Heat conservation and fluctuations between quantum reservoirs in the Two-Time Measurement picture

TL;DR

This paper analyzes the statistical properties of heat exchange in quantum systems using the Two-Time Measurement approach, revealing symmetries and fluctuation relations under certain regularity conditions.

Contribution

It establishes translation-invariance of the cumulant generating function under ultraviolet regularity assumptions, fixing gaps in previous proofs and deriving fluctuation relations and heat conservation insights.

Findings

Proves translation-invariance of the cumulant generating function.

Derives fluctuation relations from symmetries in heat statistics.

Shows heat conservation refinement in quantum thermodynamic systems.

Abstract

This work concerns the statistics of the Two-Time Measurement definition of heat variation in each reservoir of a thermodynamic quantum system.
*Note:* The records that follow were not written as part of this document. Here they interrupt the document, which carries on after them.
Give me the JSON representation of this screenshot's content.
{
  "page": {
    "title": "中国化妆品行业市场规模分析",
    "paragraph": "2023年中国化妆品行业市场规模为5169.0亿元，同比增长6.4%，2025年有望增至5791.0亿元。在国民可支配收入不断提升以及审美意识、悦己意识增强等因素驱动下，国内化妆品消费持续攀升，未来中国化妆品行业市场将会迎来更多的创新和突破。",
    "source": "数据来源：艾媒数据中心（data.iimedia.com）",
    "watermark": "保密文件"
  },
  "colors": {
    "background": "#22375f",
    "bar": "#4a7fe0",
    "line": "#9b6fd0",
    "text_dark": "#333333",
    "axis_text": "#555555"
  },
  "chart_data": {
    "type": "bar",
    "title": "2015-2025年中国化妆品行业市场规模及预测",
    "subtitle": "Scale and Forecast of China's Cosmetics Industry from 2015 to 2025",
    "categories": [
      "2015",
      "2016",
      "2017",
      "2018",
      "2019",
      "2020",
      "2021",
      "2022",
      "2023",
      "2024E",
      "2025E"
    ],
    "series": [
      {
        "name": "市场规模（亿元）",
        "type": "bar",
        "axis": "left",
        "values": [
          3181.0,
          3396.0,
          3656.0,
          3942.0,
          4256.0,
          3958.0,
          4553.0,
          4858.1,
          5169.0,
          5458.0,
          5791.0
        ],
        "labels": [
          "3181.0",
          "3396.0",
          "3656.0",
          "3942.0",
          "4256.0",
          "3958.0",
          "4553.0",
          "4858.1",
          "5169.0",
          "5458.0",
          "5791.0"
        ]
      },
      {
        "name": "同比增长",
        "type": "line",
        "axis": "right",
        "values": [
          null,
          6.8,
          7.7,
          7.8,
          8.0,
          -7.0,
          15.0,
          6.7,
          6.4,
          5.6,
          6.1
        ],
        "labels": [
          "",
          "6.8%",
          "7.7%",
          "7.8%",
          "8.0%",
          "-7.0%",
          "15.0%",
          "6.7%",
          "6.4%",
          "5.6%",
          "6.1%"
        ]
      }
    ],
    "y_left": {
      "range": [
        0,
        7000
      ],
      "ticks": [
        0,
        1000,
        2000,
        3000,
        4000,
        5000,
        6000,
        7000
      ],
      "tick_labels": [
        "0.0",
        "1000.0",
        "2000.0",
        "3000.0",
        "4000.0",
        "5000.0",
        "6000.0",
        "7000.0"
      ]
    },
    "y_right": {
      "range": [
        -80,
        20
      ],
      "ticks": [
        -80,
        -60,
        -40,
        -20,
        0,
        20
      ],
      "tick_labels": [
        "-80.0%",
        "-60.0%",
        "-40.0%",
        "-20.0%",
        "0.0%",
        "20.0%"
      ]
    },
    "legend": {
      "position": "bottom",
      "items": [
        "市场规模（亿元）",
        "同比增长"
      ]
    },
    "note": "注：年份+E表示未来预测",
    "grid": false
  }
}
We study the cumulant generating function of the heat flows in the thermodynamic and large-time limits. It is well-known that, if the system is time-reversal invariant, this cumulant generating function satisfies the celebrated Evans--Searles symmetry. We show in addition that, under appropriate ultraviolet regularity assumptions on the local interaction between the reservoirs, it satisfies a translation-invariance property, as proposed in [Andrieux et al. New J. Phys. 2009]. We particularly fix some proofs of the latter article where the ultraviolet condition was not mentioned. We detail how these two symmetries lead respectively to fluctuation relations and a statistical refinement of heat conservation for isolated thermodynamic quantum systems. As in [Andrieux \emph{et al.} New J. Phys. 2009], we recover the Fluctuation-Dissipation Theorem in the linear response theory, short of Green--Kubo relations. We illustrate the general theory on a number of canonical models.